Stampa questa pagina
Venerdì, 11 Novembre 2022 15:54

Un ciclone prima dell'alluvione. L'infausto 1935 delle Serre

Scritto da Redazione
Letto 2117 volte

Il 1935 è l’anno in cui la Germania nazista emana le “leggi di Norimberga” contro gli ebrei e l’Italia istituisce il “sabato fascista”. È l’anno in cui il regime mussoliniano decide di attaccare l’attuale Etiopia e di mandare al confino in Calabria un allora 26enne Cesare Pavese, arrestato per “attività antifascista” e spedito a Brancaleone per 7 mesi. Ma la popolazione delle Serre ricorderà a lungo quell’anno per altri motivi, perché portatore di una sciagura devastante: l’alluvione del 21-22 novembre.

Alcune tracce di quella calamità si vedono ancora oggi, come i segni che indicano il livello dell’acqua raggiunto nel centro storico e nella chiesa Matrice di Serra San Bruno. La memoria di ciò che avvenne – un tragico tributo di vite umane e un paese che non sarà più lo stesso – va però sempre più affievolendosi, motivo per il quale grazie all’incrocio tra le testimonianze orali e le fonti storiche – come i documenti recuperati e custoditi nell’archivio comunale – Il Vizzarro proverà a raccontare alcuni fatti, con risvolti anche inediti, avvenuti prima, durante e dopo quell’immane tragedia.

Partiamo proprio da un evento che avvenne poco prima e che, comprensibilmente, nessuno oggi ricorda ma che rappresenta qualcosa di più concreto di un cattivo presagio. A maggio del 1935 le Serre furono colpite da un’altra calamità, benché di entità minore di quella dei mesi successivi.
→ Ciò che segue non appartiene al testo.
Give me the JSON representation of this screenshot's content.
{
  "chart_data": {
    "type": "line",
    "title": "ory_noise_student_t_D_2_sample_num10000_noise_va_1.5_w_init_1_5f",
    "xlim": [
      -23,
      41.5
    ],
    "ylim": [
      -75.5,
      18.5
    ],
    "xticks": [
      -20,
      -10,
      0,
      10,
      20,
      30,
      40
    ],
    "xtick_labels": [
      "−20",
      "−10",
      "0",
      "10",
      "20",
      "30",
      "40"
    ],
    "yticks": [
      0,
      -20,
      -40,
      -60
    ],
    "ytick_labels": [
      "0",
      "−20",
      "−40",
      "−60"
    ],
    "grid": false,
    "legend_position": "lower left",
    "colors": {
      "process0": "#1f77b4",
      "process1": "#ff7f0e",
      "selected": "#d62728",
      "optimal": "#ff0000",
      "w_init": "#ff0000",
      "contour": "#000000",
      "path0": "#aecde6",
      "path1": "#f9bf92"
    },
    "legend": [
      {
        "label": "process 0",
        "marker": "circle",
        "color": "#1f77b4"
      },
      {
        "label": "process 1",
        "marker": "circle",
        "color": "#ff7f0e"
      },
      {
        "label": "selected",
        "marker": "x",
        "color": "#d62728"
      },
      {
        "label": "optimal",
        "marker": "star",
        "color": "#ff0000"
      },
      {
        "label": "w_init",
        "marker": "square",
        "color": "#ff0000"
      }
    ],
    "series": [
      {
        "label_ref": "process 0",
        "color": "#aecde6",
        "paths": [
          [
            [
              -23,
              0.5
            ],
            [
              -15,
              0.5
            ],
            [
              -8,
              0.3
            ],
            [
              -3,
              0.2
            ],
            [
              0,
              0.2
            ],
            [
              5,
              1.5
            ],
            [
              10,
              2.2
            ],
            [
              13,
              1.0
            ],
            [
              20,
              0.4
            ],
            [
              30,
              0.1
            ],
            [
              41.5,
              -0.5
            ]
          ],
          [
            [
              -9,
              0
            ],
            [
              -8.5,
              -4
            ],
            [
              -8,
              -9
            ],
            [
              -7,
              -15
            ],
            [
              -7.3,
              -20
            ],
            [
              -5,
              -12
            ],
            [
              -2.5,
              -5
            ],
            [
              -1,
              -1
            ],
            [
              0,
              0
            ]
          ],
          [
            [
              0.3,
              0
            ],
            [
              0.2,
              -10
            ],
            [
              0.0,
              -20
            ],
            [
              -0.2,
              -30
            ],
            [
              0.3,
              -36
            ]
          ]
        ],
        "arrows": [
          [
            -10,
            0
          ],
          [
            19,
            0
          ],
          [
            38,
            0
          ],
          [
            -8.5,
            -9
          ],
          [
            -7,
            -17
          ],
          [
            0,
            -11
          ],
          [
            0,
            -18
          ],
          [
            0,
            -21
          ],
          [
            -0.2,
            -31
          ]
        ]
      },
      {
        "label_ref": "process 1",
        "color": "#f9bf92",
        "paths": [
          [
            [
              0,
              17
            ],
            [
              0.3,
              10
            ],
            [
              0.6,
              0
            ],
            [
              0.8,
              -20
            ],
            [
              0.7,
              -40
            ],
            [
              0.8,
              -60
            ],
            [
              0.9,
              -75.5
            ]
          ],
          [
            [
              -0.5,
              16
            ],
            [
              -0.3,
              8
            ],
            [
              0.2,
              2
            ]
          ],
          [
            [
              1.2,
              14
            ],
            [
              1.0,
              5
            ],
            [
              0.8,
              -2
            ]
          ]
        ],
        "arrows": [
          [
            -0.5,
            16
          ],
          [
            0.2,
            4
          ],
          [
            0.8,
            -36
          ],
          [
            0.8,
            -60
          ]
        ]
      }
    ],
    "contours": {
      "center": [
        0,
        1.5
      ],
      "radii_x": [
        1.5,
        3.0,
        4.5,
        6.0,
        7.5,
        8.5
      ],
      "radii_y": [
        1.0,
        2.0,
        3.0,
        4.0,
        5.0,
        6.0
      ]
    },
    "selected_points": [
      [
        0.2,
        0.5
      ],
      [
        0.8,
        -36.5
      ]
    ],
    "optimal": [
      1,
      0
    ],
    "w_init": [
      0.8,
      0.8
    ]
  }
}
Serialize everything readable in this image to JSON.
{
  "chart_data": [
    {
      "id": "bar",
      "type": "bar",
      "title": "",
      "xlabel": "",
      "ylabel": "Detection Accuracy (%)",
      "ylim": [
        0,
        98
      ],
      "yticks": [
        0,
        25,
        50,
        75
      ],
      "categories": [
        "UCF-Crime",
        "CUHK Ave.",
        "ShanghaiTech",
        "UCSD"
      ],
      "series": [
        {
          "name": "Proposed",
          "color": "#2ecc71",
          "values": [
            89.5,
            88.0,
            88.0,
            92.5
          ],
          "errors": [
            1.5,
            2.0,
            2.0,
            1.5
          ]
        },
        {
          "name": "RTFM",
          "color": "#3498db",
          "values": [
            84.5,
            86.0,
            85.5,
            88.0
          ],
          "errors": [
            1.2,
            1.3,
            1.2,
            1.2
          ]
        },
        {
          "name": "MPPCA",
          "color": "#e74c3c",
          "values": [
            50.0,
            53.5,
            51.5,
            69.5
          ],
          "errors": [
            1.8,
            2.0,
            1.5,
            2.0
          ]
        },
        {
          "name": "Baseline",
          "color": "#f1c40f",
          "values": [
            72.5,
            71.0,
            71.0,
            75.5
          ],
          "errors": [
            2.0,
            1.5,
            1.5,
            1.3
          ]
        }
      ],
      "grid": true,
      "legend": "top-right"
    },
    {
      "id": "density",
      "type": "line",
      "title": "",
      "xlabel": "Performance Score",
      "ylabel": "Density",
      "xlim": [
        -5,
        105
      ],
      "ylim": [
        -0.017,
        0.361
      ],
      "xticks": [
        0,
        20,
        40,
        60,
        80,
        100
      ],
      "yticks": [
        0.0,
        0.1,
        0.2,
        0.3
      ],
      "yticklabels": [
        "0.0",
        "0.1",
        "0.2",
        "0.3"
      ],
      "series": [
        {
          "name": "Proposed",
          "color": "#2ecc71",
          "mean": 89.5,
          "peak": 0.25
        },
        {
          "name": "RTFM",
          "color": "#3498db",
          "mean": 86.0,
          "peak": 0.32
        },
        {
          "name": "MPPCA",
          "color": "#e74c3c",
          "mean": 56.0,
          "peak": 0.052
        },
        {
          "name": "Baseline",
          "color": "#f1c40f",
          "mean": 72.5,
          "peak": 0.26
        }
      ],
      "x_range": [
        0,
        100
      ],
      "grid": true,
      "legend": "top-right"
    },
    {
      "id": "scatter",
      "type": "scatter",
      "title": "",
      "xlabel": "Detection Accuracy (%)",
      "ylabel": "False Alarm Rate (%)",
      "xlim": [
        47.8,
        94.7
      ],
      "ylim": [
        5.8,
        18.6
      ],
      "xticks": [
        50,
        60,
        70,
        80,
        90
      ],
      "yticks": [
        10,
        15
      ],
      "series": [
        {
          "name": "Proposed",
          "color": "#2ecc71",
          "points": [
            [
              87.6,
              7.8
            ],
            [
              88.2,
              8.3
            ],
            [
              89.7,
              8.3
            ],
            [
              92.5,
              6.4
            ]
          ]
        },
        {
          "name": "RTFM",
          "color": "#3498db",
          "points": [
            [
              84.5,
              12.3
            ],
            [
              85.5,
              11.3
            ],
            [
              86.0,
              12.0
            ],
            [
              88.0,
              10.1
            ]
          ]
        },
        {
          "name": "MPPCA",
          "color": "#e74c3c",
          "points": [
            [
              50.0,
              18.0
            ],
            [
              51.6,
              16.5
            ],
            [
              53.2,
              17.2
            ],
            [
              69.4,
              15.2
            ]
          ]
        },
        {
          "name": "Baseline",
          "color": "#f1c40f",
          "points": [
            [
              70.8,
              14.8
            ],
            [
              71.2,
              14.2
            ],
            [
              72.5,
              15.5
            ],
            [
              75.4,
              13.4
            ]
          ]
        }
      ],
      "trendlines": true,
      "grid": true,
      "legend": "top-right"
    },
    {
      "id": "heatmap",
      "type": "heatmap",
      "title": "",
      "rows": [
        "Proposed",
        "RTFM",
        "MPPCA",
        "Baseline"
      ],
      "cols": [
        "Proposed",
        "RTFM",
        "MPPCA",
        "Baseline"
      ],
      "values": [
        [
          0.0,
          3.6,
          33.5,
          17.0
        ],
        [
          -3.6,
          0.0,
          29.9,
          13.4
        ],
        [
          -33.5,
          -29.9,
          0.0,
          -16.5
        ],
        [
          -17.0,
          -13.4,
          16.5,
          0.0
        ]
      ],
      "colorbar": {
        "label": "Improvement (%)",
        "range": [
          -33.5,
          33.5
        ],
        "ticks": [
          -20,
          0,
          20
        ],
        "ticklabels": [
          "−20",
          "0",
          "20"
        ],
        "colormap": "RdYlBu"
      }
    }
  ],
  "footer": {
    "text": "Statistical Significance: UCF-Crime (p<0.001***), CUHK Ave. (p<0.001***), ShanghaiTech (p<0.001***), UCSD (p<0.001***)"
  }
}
In pochi e stringati documenti del Comune si parla infatti di un «ciclone», una burrasca di acqua e vento che durante la primavera provocò dei danni all’agricoltura del territorio.

Lo si legge esplicitamente in una lettera datata 31 maggio 1935 con cui alcuni cittadini proprietari di terreni fanno sapere al podestà Vincenzo Agostino «che il ciclone abbattutosi in questo territorio giorni fa, ha distrutto totalmente il raccolto del frumento, un prato di medica ed ha abbattuto molti alberi da frutto». I cittadini chiedono che di quanto accaduto venga messo a conoscenza il prefetto «affinché possa disporre un sopralluogo per indennizzare i proprietari dei danni subiti». A questa prima istanza se ne aggiunge un’altra manoscritta e datata 2 giugno firmata da una lista ancor più corposa di contadini che reclamano per i danni che il vento ha provocato ai campi di grano.

La risposta del prefetto non si fa attendere, ma è tutt’altro che conciliante. Datata 10 giugno, la nota di risposta inviata dalla Prefettura al podestà raccomanda di far presente ai firmatari che gli accertamenti disposti sui luoghi in cui si è abbattuto il maltempo «non sono destinati, come erroneamente ritengono gli istanti, a indennizzare i proprietari dei danni subiti, ma servono esclusivamente a formare gli elementi occorrenti ai fini di qualche agevolazione tributaria, per sgravio cioè del tributo fondiario».

I toni della comunicazione prefettizia sono ancora più chiari nel prosieguo: «È assurdo pensare che il governo debba indennizzare i proprietari; tale erronea concezione importerebbe a far ritenere che sia il Governo responsabile dei danni. Ciò non toglie, però, che in qualche caso pietoso, questa Prefettura, dopo i necessari accertamenti, possa concedere, ma solo eccezionalmente, qualche modesto sussidio». Lo Stato, insomma, rispondeva picche alle richieste d’aiuto di contadini e proprietari terrieri delle Serre. Al massimo si poteva pensare a uno sgravio fiscale, ma per quella gente i giorni funesti – che racconteremo nelle prossime settimane con una serie di articoli – dovevano ancora venire.